The device was created using a scanning tunnelling microscope, not only allowing the team to see the atoms, but also to move them. “You could compare it to a sliding puzzle,” said lead scientist Sander Otte. “Every bit consists of two positions on a surface of copper atoms and one chlorine atom that we can slide back and forth between these two positions. If the chlorine atom is in the top position, there is a hole beneath it – we call this a 1. If the hole is in the top position, then the bit is a 0.”
Because the chlorine atoms are surrounded by other chlorine atoms, except near the holes, they keep each other in place and the approach is said to be more stable and more suitable for data storage.

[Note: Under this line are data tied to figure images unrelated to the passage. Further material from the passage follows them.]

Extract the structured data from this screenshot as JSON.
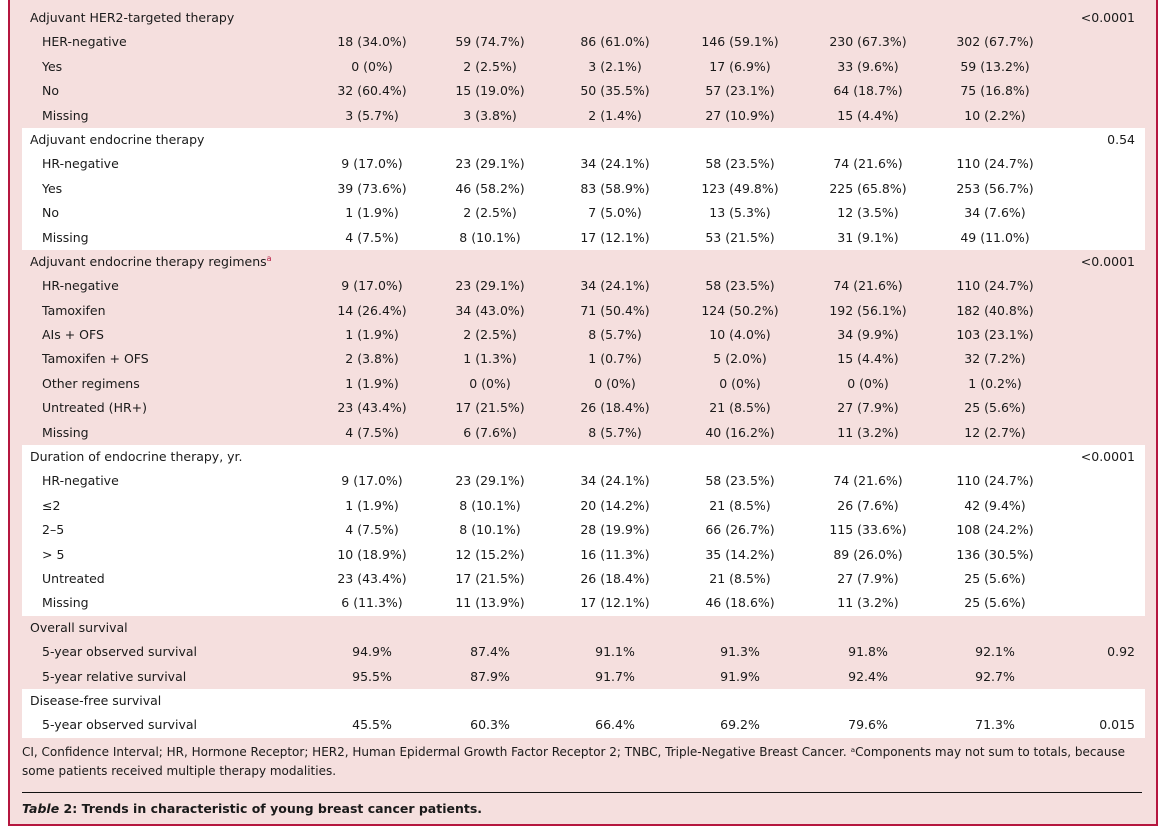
{
  "groups": [
    {
      "title": "Adjuvant HER2-targeted therapy",
      "sup": "",
      "p": "<0.0001",
      "bg": "pink",
      "rows": [
        {
          "label": "HER-negative",
          "values": [
            "18 (34.0%)",
            "59 (74.7%)",
            "86 (61.0%)",
            "146 (59.1%)",
            "230 (67.3%)",
            "302 (67.7%)"
          ]
        },
        {
          "label": "Yes",
          "values": [
            "0 (0%)",
            "2 (2.5%)",
            "3 (2.1%)",
            "17 (6.9%)",
            "33 (9.6%)",
            "59 (13.2%)"
          ]
        },
        {
          "label": "No",
          "values": [
            "32 (60.4%)",
            "15 (19.0%)",
            "50 (35.5%)",
            "57 (23.1%)",
            "64 (18.7%)",
            "75 (16.8%)"
          ]
        },
        {
          "label": "Missing",
          "values": [
            "3 (5.7%)",
            "3 (3.8%)",
            "2 (1.4%)",
            "27 (10.9%)",
            "15 (4.4%)",
            "10 (2.2%)"
          ]
        }
      ]
    },
    {
      "title": "Adjuvant endocrine therapy",
      "sup": "",
      "p": "0.54",
      "bg": "white",
      "rows": [
        {
          "label": "HR-negative",
          "values": [
            "9 (17.0%)",
            "23 (29.1%)",
            "34 (24.1%)",
            "58 (23.5%)",
            "74 (21.6%)",
            "110 (24.7%)"
          ]
        },
        {
          "label": "Yes",
          "values": [
            "39 (73.6%)",
            "46 (58.2%)",
            "83 (58.9%)",
            "123 (49.8%)",
            "225 (65.8%)",
            "253 (56.7%)"
          ]
        },
        {
          "label": "No",
          "values": [
            "1 (1.9%)",
            "2 (2.5%)",
            "7 (5.0%)",
            "13 (5.3%)",
            "12 (3.5%)",
            "34 (7.6%)"
          ]
        },
        {
          "label": "Missing",
          "values": [
            "4 (7.5%)",
            "8 (10.1%)",
            "17 (12.1%)",
            "53 (21.5%)",
            "31 (9.1%)",
            "49 (11.0%)"
          ]
        }
      ]
    },
    {
      "title": "Adjuvant endocrine therapy regimens",
      "sup": "a",
      "p": "<0.0001",
      "bg": "pink",
      "rows": [
        {
          "label": "HR-negative",
          "values": [
            "9 (17.0%)",
            "23 (29.1%)",
            "34 (24.1%)",
            "58 (23.5%)",
            "74 (21.6%)",
            "110 (24.7%)"
          ]
        },
        {
          "label": "Tamoxifen",
          "values": [
            "14 (26.4%)",
            "34 (43.0%)",
            "71 (50.4%)",
            "124 (50.2%)",
            "192 (56.1%)",
            "182 (40.8%)"
          ]
        },
        {
          "label": "AIs + OFS",
          "values": [
            "1 (1.9%)",
            "2 (2.5%)",
            "8 (5.7%)",
            "10 (4.0%)",
            "34 (9.9%)",
            "103 (23.1%)"
          ]
        },
        {
          "label": "Tamoxifen + OFS",
          "values": [
            "2 (3.8%)",
            "1 (1.3%)",
            "1 (0.7%)",
            "5 (2.0%)",
            "15 (4.4%)",
            "32 (7.2%)"
          ]
        },
        {
          "label": "Other regimens",
          "values": [
            "1 (1.9%)",
            "0 (0%)",
            "0 (0%)",
            "0 (0%)",
            "0 (0%)",
            "1 (0.2%)"
          ]
        },
        {
          "label": "Untreated (HR+)",
          "values": [
            "23 (43.4%)",
            "17 (21.5%)",
            "26 (18.4%)",
            "21 (8.5%)",
            "27 (7.9%)",
            "25 (5.6%)"
          ]
        },
        {
          "label": "Missing",
          "values": [
            "4 (7.5%)",
            "6 (7.6%)",
            "8 (5.7%)",
            "40 (16.2%)",
            "11 (3.2%)",
            "12 (2.7%)"
          ]
        }
      ]
    },
    {
      "title": "Duration of endocrine therapy, yr.",
      "sup": "",
      "p": "<0.0001",
      "bg": "white",
      "rows": [
        {
          "label": "HR-negative",
          "values": [
            "9 (17.0%)",
            "23 (29.1%)",
            "34 (24.1%)",
            "58 (23.5%)",
            "74 (21.6%)",
            "110 (24.7%)"
          ]
        },
        {
          "label": "≤2",
          "values": [
            "1 (1.9%)",
            "8 (10.1%)",
            "20 (14.2%)",
            "21 (8.5%)",
            "26 (7.6%)",
            "42 (9.4%)"
          ]
        },
        {
          "label": "2–5",
          "values": [
            "4 (7.5%)",
            "8 (10.1%)",
            "28 (19.9%)",
            "66 (26.7%)",
            "115 (33.6%)",
            "108 (24.2%)"
          ]
        },
        {
          "label": " > 5",
          "values": [
            "10 (18.9%)",
            "12 (15.2%)",
            "16 (11.3%)",
            "35 (14.2%)",
            "89 (26.0%)",
            "136 (30.5%)"
          ]
        },
        {
          "label": "Untreated",
          "values": [
            "23 (43.4%)",
            "17 (21.5%)",
            "26 (18.4%)",
            "21 (8.5%)",
            "27 (7.9%)",
            "25 (5.6%)"
          ]
        },
        {
          "label": "Missing",
          "values": [
            "6 (11.3%)",
            "11 (13.9%)",
            "17 (12.1%)",
            "46 (18.6%)",
            "11 (3.2%)",
            "25 (5.6%)"
          ]
        }
      ]
    },
    {
      "title": "Overall survival",
      "sup": "",
      "p": "",
      "bg": "pink",
      "rows": [
        {
          "label": "5-year observed survival",
          "values": [
            "94.9%",
            "87.4%",
            "91.1%",
            "91.3%",
            "91.8%",
            "92.1%"
          ],
          "p": "0.92"
        },
        {
          "label": "5-year relative survival",
          "values": [
            "95.5%",
            "87.9%",
            "91.7%",
            "91.9%",
            "92.4%",
            "92.7%"
          ]
        }
      ]
    },
    {
      "title": "Disease-free survival",
      "sup": "",
      "p": "",
      "bg": "white",
      "rows": [
        {
          "label": "5-year observed survival",
          "values": [
            "45.5%",
            "60.3%",
            "66.4%",
            "69.2%",
            "79.6%",
            "71.3%"
          ],
          "p": "0.015"
        }
      ]
    }
  ],
  "footnote": "CI, Confidence Interval; HR, Hormone Receptor; HER2, Human Epidermal Growth Factor Receptor 2; TNBC, Triple-Negative Breast Cancer. ᵃComponents may not sum to totals, because some patients received multiple therapy modalities.",
  "caption": {
    "label": "Table",
    "number": " 2:",
    "text": " Trends in characteristic of young breast cancer patients."
  }
}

The researchers organised the memory in 8byte blocks. Each block has a marker made of the same type of ‘holes’ as the raster of chlorine atoms. Said to be inspired by QR codes, markers carry information about the precise location of the block on the copper layer. The code will also indicate if a block is damaged, for instance due to some local contaminant or an error in the surface. This is said to allow the memory to be scaled to big sizes, even if the copper surface is not entirely perfect.
Otte noted: “In its current form, the memory can operate only in very clean vacuum conditions and at liquid nitrogen temperature (77 K), so the storage of data on an atomic scale is still some way off. But we have certainly come a big step closer.”